Endothelial cells obtained from VWF−/− mice do not contain WPBs. Besides VWF, WPBs contain a number of other proteins such as P-selectin, CD63, interleukin-8, osteoprotegerin and angiopoietin-2 [23]. In the absence of WPBs, P-selectin is mistargeted and leukocyte recruitment is impaired during acute inflammation in VWF−/− mice [22]. Additional unexpected pathological consequences will probably arise, as a consequence of mistargeting of other WPBs proteins. An indirect role of VWF in angiogenesis or in bone homeostasis would therefore not be surprising.

VWF is present in plasma, endothelial cells, subendothelium and platelets. The relative importance of these different compartments is still not clear. VWF−/− mice can help address this issue. The role of platelet VWF could indeed be tested using crossed bone marrow transplantation. As for the role of plasma VWF, hydrodynamic injection experiments showed that bleeding time and thrombus formation could be restored with plasma VWF only [7]. It should be noted, however, that very high levels of VWF are usually obtained with this technique, potentially explaining this result. Indeed in humans with type 3 VWD, infusion of VWF does not correct bleeding time despite improvement of the hemorrhagic status of the patients [24].
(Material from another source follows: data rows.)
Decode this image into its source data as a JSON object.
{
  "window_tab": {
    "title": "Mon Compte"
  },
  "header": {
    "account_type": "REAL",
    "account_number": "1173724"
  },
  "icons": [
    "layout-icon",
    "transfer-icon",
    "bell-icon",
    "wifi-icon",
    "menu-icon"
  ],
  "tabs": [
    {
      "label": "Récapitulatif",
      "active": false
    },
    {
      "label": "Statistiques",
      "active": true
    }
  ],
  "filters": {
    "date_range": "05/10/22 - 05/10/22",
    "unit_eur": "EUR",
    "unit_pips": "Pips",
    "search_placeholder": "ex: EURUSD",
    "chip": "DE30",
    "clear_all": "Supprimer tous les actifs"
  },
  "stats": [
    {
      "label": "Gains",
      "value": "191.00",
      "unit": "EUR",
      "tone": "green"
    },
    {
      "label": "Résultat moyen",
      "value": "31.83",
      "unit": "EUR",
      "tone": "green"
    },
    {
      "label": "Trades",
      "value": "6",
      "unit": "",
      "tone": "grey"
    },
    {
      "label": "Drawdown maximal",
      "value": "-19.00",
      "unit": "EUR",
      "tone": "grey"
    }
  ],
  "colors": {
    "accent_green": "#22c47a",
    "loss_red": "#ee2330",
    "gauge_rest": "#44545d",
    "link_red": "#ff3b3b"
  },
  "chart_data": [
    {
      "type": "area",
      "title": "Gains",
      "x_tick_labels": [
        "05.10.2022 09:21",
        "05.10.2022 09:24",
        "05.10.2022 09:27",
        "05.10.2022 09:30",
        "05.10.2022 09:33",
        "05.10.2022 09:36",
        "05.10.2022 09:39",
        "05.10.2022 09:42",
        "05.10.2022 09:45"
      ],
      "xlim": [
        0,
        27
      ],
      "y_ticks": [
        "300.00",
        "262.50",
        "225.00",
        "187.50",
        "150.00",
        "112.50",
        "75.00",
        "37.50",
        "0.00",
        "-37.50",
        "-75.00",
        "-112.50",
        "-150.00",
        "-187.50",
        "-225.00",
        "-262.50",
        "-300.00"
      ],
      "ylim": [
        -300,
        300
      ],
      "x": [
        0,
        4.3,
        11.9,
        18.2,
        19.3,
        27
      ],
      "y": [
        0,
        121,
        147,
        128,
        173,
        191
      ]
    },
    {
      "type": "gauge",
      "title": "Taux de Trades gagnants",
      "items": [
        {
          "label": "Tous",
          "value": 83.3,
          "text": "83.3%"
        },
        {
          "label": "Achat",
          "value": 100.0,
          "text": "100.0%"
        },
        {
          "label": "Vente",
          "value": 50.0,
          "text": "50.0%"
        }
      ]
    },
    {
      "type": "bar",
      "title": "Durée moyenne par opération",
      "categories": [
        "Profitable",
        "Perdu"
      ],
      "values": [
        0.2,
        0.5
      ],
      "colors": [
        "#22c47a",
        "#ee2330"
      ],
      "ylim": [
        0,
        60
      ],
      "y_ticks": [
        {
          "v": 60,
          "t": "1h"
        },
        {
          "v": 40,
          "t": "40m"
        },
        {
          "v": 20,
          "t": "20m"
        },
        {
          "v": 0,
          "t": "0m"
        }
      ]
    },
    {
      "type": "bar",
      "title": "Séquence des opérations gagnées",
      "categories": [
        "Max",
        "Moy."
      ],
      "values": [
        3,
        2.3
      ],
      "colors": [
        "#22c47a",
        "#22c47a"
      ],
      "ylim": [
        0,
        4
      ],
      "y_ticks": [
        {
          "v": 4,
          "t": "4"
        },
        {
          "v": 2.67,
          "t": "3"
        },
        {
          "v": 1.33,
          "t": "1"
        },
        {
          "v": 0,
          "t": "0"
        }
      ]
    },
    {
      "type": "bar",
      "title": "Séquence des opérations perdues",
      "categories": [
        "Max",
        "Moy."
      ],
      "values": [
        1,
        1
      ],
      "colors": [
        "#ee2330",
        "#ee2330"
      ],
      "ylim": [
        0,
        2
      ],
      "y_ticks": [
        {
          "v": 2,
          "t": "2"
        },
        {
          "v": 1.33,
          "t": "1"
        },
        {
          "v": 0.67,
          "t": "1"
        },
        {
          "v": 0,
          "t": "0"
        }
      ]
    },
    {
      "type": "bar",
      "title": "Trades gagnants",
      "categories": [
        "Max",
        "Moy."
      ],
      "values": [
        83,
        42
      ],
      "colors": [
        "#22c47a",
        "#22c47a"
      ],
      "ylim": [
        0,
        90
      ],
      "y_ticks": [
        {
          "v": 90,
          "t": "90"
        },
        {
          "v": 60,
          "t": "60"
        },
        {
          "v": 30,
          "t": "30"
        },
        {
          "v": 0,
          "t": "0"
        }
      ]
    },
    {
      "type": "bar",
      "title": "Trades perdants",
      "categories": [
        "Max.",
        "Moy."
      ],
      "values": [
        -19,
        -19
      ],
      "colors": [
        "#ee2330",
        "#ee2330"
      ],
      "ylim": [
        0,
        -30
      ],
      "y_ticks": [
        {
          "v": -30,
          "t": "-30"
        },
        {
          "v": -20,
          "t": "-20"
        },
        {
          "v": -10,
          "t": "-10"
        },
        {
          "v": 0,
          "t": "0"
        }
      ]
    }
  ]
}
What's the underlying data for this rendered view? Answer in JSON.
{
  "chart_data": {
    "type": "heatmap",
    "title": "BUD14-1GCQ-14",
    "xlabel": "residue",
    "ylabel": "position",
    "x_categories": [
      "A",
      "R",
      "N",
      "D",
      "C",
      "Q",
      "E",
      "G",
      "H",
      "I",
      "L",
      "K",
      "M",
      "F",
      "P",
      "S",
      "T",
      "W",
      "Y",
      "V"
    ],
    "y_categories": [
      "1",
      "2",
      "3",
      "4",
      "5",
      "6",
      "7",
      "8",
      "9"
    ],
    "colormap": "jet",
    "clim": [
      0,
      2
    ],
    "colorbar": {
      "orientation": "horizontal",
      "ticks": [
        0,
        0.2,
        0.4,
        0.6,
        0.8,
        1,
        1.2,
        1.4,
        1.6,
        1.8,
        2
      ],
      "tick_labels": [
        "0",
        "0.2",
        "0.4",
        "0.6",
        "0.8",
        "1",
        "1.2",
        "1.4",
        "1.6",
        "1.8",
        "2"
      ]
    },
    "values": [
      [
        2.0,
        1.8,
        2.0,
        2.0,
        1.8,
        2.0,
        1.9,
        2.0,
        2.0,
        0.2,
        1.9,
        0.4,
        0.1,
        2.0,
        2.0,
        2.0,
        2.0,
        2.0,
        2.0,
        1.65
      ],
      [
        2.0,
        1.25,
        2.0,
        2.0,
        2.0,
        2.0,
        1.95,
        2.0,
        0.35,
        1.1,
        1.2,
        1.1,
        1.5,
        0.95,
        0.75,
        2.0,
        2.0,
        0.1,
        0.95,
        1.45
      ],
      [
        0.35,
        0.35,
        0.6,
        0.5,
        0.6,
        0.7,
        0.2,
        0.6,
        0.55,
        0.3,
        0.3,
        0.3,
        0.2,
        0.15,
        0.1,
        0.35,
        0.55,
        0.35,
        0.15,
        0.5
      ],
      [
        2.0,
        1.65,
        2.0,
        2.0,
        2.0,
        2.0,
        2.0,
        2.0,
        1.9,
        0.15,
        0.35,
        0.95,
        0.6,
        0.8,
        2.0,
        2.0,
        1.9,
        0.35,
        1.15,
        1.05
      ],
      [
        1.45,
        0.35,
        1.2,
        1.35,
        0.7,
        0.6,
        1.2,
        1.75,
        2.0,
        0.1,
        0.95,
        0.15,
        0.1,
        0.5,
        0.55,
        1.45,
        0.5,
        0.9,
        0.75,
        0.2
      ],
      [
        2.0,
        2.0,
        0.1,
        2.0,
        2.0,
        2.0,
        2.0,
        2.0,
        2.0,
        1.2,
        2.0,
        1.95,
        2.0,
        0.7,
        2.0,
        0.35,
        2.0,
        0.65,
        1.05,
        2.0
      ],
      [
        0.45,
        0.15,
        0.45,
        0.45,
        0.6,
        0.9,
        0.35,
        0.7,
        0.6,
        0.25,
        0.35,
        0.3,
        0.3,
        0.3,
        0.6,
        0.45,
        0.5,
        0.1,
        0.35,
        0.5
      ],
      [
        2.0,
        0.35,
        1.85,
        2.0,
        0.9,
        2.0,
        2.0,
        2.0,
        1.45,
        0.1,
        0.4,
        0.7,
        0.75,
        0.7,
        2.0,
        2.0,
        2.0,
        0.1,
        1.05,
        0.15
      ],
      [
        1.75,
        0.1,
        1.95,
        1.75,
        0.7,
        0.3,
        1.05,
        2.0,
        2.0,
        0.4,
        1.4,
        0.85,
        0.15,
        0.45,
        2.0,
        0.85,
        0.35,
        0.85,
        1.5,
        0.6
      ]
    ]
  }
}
Biodistribution experiments performed by injecting VWF in VWF−/− mice revealed that most of the protein is targeted to liver macrophages [25]. In vivo depletion of these macrophages led to doubling of endogenous VWF levels in wild-type mice and to slower clearance of infused VWF in VWF−/− mice. Receptors mediating VWF endocytosis remain to be identified. VWF−/− mice were also used to test clearance of mutant VWF reproducing defects found in VWD patients. Accelerated clearance resulting from four different mutations (R1205H, C1130F, C1149R and C2671Y) was confirmed as the underlying mechanism responsible for the VWD phenotype [25]. Also, our knowledge about the importance of VWF glycosylations in clearance was mostly gained from studies performed with different mouse models: the RIIIS/J, ST3Gal-VI and Ashwell receptor-deficient mice.